Fidelity Advert

Poll shows South Africa’s ruling ANC losing support as election nears

Poll shows South Africa’s ruling ANC losing support as election nears - Photo/Image

South Africa’s ruling African National Congress (ANC) is losing ground, according to a poll released on Friday, less than a week before the tightest election since the advent of democracy in 1994.

The ANC, which has been in power for all of those past three decades, is still projected to emerge from the May 29 general election as the biggest party.

But it could lose its outright majority in parliament for the first time.

ANC support has dropped from 45.9 to 40.8 percent in just under a week, based on a 60-percent voter turnout, according to the Social Research Foundation (SRF) opinion poll.

The party of late anti-apartheid icon Nelson Mandela won 57.5 percent of the vote at the last general election in 2019.

Last week President Cyril Ramaphosa signed a new law which aims to provide universal healthcare, despite objections from the political opposition and business groups.

Some observers believe the move could have contributed to the recent decline in ANC support and have questioned the timing of the announcement, two weeks ahead of the election.

The ANC is also facing growing discontent among South Africa’s population of 62 million people.

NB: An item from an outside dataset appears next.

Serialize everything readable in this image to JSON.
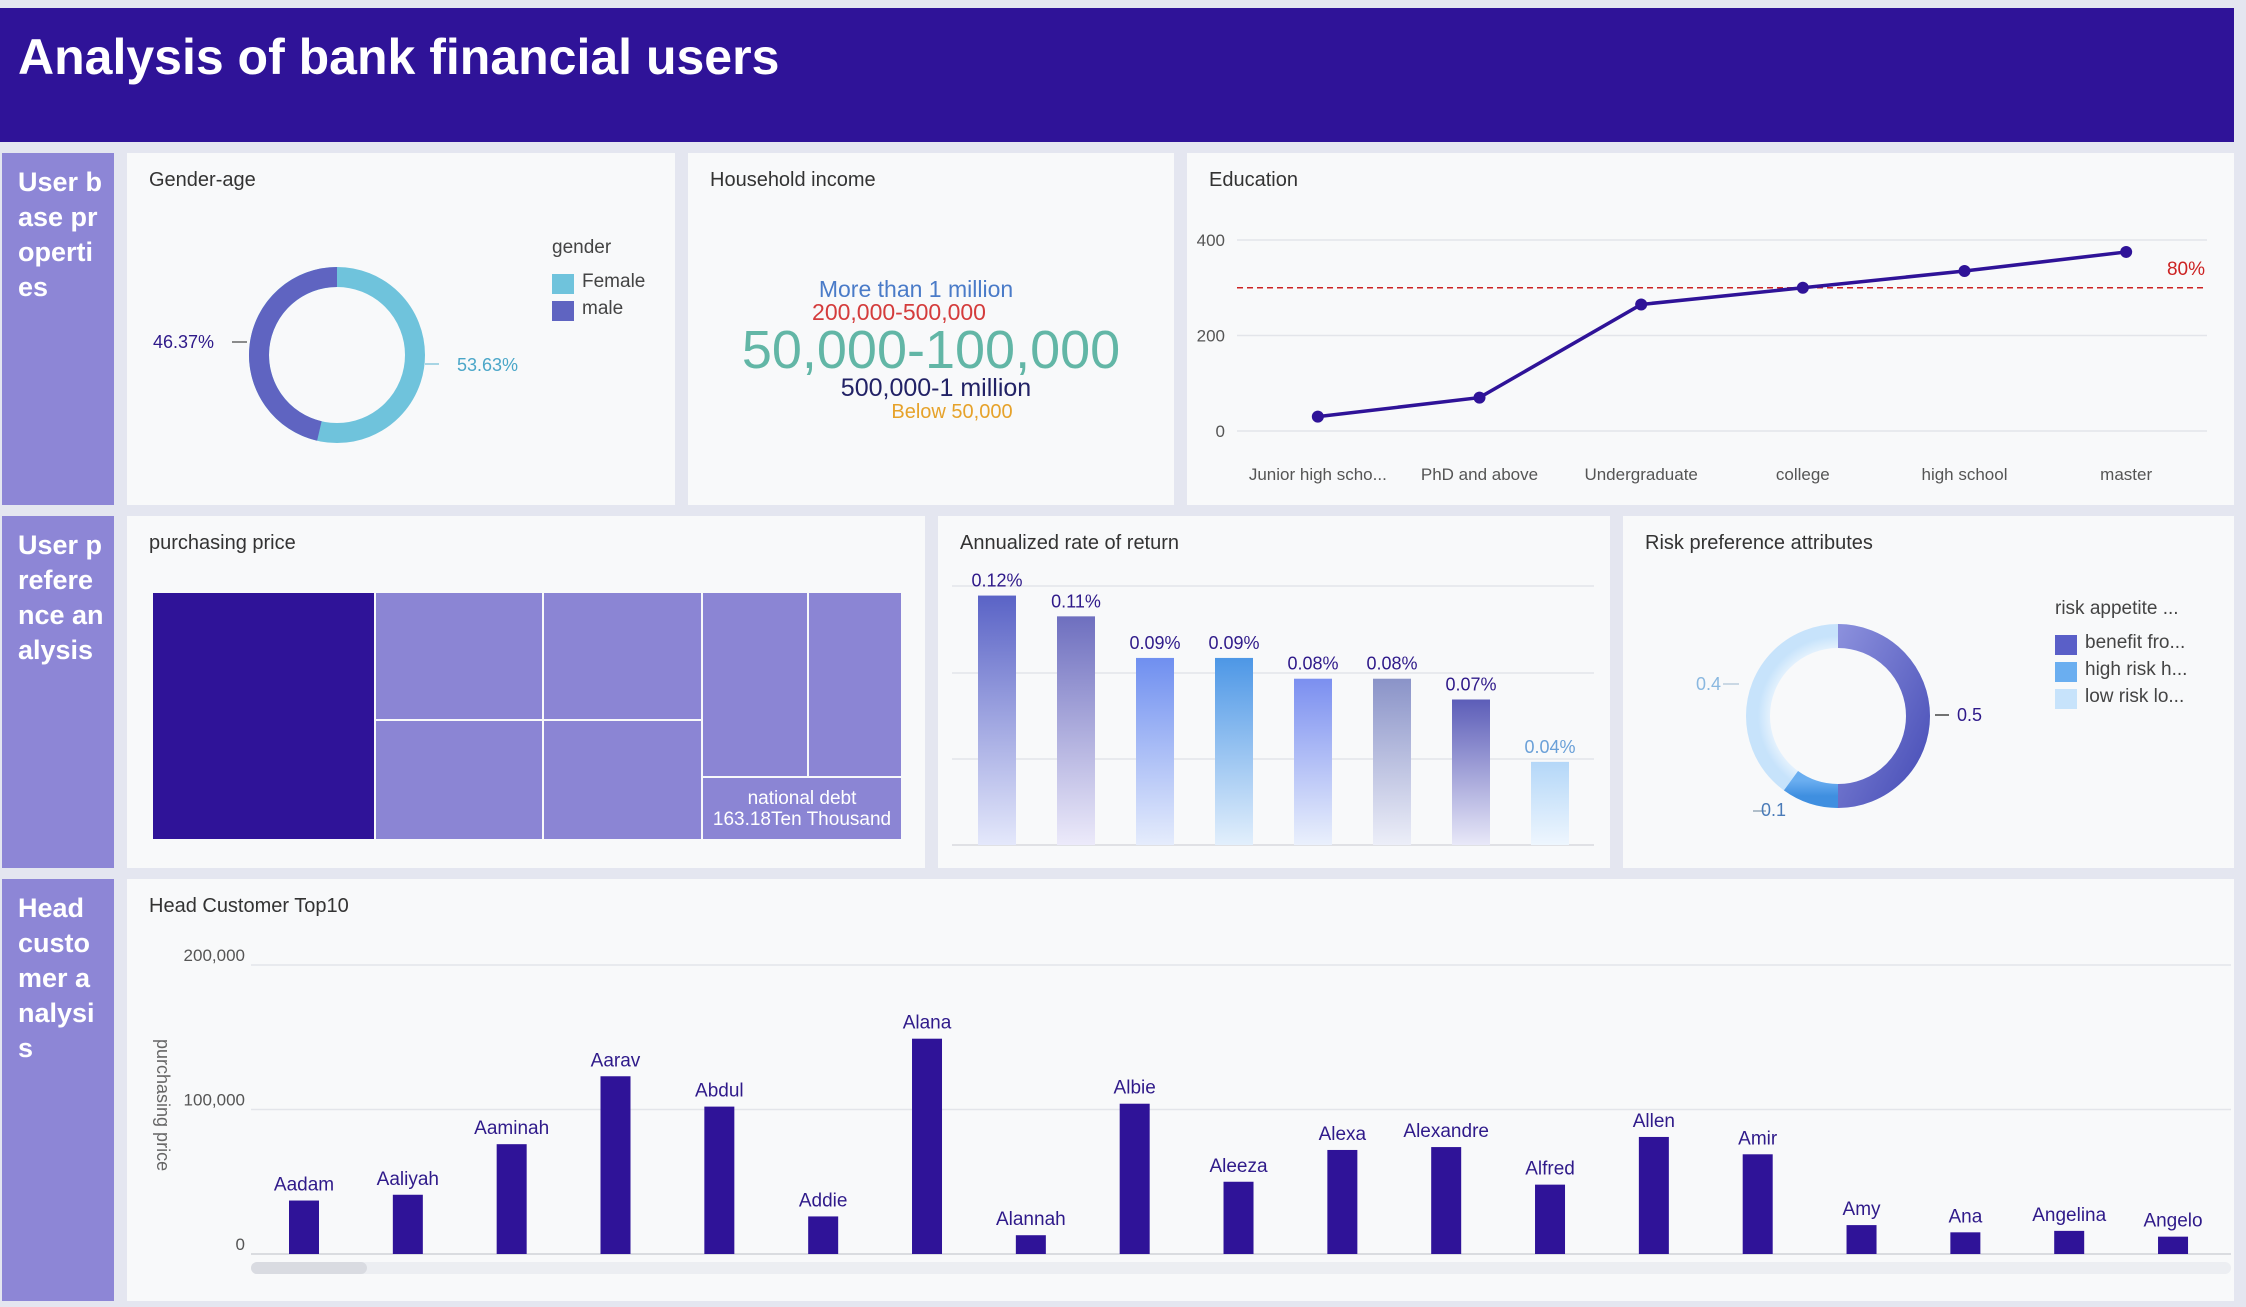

Many are fed up with sluggish economic growth, high unemployment, crime, inequality and collapsing public infrastructure that has led to water and power shortages.

Successive graft scandals have further tarnished the ANC’s reputation, fuelling disillusionment with politics and voter abstention.

Scoring below 50 percent in the forthcoming ballot would put the ANC in unchartered waters, forcing it to find coalition partners in order to remain in power.

The country’s biggest opposition party, the Democratic Alliance (DA), was polling at 23.7 percent on Friday.

The DA, which runs Cape Town, has struggled to shake off its image as a party for the white minority.

It has worked in recent years to win over black voters and has struck a coalition deal with almost a dozen smaller parties for next week’s ballot.

But it has so far failed to make a convincing breakthrough.

Trailing in the polls are the radical left-wing Economic Freedom Fighters (EEF) and the newly created uMkhonto weSizwe (MK) of former president Jacob Zuma, which threatens to take votes away from the ANC.

The SRF survey put the EFF of leftist firebrand Julius Malema on 7.3 percent.

The colourful Zuma, who was forced out of the ANC and out of office under a cloud of corruption allegations, has been barred from standing as a candidate in his own right.

His new party is predicted to score 13.3 percent.